The GOP’s top task right now is clear: fund a massive, sustained defense buildup that fills the munitions and interceptor gaps exposed by the battle with Iran, commits out-year money so a future Democratic Congress can’t starve our forces, and moves with the urgency this moment demands.
The glaring shortfall is not ideology, it’s hardware. We don’t have enough interceptors or munitions to defend ourselves and our partners in the era of missiles and drones, and a half-hearted “crash program” won’t cut it. Republicans should insist on a bold, long-term plan that builds stockpiles for the United States and for allies who rely on us. Israel, Gulf partners and Taiwan need reliable deliveries, and those relationships will come with shared financing and industrial cooperation.
US DRAINS CRITICAL MISSILE STOCKPILES IN IRAN WAR AS YEARSLONG REBUILD LOOMS This is not clickbait, it is reality testing policy. The damage to stockpiles and production lines demands both immediate surges and firm commitments over multiple years to rebuild capacity and deter future aggression. Our spending posture right now must reflect a new normal where fights of this kind are possible again.
“Our procurement system is not designed for serious war fighting,” Dr. Eliot A. Cohen told Aaron MacLean on the latter’s recent edition of the “School of War podcast. “You can see in this conflict the consequences of having had effortless superiority for a long time,” Cohen added. Those words cut to the core: the acquisition process that worked in peacetime superiority is not suited to fast, high-volume war. Fixing procurement is as urgent as buying missiles; speed, modularity and industrial mobilization matter.

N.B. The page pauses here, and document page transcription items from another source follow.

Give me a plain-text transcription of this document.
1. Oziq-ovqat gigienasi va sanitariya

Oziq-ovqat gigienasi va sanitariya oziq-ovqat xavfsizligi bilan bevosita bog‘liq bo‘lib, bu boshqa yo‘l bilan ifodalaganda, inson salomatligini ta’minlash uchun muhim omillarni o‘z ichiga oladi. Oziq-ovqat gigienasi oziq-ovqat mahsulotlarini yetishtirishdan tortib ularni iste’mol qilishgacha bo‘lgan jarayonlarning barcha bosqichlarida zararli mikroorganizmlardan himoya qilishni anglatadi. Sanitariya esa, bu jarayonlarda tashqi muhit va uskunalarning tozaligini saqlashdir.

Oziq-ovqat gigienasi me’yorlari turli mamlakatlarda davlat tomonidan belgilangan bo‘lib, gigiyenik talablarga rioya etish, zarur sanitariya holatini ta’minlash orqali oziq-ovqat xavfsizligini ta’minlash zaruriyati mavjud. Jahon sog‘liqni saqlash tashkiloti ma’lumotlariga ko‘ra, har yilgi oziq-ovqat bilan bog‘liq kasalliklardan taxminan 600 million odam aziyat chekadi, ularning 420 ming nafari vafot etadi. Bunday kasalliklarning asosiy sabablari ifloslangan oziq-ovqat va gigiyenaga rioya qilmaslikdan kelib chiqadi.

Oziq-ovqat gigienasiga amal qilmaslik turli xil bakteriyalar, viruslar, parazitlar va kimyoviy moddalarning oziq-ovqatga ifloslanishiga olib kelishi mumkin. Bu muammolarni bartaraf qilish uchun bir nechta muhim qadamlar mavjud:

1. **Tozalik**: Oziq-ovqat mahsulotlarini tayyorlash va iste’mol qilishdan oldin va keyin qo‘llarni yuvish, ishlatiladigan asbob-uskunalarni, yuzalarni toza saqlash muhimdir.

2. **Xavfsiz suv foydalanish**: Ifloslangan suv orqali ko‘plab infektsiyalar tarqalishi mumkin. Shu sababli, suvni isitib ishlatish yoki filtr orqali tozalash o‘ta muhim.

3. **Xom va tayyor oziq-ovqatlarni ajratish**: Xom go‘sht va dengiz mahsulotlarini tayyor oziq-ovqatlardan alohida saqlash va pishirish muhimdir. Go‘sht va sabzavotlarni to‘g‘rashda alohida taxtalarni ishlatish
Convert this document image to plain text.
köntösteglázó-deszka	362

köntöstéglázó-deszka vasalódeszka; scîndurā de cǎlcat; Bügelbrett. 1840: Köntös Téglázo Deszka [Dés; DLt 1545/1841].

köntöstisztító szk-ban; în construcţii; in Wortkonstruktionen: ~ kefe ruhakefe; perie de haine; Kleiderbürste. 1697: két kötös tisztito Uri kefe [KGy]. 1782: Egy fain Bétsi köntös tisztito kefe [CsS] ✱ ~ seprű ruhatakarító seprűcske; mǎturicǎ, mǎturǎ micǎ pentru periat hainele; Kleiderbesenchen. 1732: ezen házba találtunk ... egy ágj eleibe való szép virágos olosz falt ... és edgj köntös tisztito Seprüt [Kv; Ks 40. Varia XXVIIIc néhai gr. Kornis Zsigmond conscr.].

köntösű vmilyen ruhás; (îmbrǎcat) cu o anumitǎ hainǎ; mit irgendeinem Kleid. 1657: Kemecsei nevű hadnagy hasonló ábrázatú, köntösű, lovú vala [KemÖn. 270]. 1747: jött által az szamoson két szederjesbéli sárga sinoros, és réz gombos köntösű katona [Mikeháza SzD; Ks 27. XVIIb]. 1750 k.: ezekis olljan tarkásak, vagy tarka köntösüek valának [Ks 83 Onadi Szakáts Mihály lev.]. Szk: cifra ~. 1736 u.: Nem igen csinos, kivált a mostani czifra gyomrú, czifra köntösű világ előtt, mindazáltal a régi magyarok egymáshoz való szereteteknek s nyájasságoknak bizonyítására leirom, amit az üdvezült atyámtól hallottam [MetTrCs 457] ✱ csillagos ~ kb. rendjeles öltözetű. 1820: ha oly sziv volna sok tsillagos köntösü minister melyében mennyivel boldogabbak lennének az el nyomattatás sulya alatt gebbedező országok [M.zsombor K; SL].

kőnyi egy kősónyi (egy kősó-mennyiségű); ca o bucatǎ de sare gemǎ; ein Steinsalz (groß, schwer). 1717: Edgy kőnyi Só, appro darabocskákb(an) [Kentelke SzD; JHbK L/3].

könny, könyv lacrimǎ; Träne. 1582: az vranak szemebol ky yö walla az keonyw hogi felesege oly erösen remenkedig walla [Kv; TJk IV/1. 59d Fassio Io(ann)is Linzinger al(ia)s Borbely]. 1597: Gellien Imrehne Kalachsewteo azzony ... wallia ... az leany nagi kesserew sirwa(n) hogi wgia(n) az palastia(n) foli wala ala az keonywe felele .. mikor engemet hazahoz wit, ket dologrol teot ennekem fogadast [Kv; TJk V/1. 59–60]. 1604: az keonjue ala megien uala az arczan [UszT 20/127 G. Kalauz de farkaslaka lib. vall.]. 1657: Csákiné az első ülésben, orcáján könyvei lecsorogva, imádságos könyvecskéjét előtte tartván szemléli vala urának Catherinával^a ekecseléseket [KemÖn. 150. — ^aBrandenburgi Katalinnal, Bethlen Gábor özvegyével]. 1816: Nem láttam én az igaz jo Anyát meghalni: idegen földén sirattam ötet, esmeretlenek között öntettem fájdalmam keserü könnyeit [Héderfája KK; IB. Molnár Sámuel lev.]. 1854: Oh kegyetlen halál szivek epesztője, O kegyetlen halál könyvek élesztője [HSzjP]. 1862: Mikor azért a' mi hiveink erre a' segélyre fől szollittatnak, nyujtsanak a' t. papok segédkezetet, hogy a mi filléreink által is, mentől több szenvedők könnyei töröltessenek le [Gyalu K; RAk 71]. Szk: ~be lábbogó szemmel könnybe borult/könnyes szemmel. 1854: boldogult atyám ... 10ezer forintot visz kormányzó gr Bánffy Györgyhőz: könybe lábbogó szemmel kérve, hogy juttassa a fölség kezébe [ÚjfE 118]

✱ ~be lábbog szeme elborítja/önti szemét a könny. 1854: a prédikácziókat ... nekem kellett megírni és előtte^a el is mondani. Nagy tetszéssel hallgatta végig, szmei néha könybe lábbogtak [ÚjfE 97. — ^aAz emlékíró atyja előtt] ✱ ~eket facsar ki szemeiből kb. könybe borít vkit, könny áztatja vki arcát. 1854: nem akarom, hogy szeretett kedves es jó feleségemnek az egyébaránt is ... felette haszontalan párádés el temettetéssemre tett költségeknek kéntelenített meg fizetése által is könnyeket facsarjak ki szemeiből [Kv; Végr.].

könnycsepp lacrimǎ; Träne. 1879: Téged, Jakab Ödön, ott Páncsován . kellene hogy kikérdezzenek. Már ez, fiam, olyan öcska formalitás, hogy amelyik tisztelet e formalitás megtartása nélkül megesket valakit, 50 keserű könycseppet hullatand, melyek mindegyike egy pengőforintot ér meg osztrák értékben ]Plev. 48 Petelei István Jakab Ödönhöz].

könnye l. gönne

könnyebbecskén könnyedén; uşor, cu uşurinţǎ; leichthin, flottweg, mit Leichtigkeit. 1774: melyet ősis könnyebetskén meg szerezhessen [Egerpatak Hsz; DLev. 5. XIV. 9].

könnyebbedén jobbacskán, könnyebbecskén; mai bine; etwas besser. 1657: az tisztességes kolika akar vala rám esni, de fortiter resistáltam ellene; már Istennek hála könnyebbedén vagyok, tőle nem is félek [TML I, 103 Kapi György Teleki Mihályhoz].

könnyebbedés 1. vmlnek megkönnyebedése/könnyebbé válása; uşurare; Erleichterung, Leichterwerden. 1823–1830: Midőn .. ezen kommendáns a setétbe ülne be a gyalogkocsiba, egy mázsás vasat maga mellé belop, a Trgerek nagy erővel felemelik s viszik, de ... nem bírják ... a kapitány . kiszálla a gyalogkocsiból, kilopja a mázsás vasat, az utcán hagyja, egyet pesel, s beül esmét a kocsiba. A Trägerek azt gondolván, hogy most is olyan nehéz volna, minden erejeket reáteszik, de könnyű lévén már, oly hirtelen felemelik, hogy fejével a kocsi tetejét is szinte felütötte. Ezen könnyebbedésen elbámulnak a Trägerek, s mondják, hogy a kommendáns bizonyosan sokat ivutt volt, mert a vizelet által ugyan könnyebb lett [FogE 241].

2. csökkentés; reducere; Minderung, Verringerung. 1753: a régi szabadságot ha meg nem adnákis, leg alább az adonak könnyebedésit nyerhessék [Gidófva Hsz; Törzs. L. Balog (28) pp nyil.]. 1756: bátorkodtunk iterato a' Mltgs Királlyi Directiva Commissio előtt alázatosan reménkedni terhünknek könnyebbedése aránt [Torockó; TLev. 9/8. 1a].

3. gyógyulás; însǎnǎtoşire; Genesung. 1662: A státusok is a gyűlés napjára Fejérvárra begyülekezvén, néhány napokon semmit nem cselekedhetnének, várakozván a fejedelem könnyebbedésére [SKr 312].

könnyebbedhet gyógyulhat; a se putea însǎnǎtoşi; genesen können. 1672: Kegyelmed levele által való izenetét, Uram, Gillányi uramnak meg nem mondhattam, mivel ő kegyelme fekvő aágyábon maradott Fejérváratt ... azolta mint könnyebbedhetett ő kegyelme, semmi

Air superiority as we’ve known it is under pressure from cheap, lethal technology. Missiles and unmanned systems change the math of conflict and expose logistics and stockpile vulnerabilities we ignored for decades. We struck hard at Iran’s capabilities and damaged much of its defense industrial base, but that did not eliminate the threat to shipping lanes, bases or regional infrastructure. The next phase of conflict could demand enormous quantities of interceptors in short order.
Surging defensive capabilities to the Gulf and Israel while shoring up our own forces to keep the Strait open is expensive but nonnegotiable. The West’s defense industries, including partners in Israel and Ukraine, are innovating fast, but Congress must send a clear demand signal. That means doubling down on appropriations and locking in out-year funding so a future majority cannot gut the effort after the cameras leave.
Legislative speed matters. We have precedent for moving quickly when the nation faces a crisis, and Republicans should use that playbook now. Leader Thune should marshal trusted senators to design Reconciliation 3.0 with the same urgency Senate leaders showed during past emergencies, and Speaker Johnson’s House should line up to act in weeks, not the usual slog of regular order. If GOP majorities fail to move with pace, they forfeit the one thing voters expect them to do: provide for the common defense.
We must also expect negotiations with Iran to stall or collapse, just as diplomatic pauses in the past have given way to renewed strikes — think Richard Nixon’s Christmas Bombings after Henry Kissinger’s declaration that “peace was at hand” in October of that year. Planning for renewed combat is not paranoia, it is prudence. Commitments now will buy time, deterrence and the industrial capacity to outproduce an adversary when it counts.
Congressional Republicans should treat this as an all-hands, full-throttle moment: fund interceptors, shore up production lines, fix procurement, and lock in multi-year spending. Do it fast, fund it big, and keep the defense industrial base humming. History won’t wait for “regular order,” and neither should we.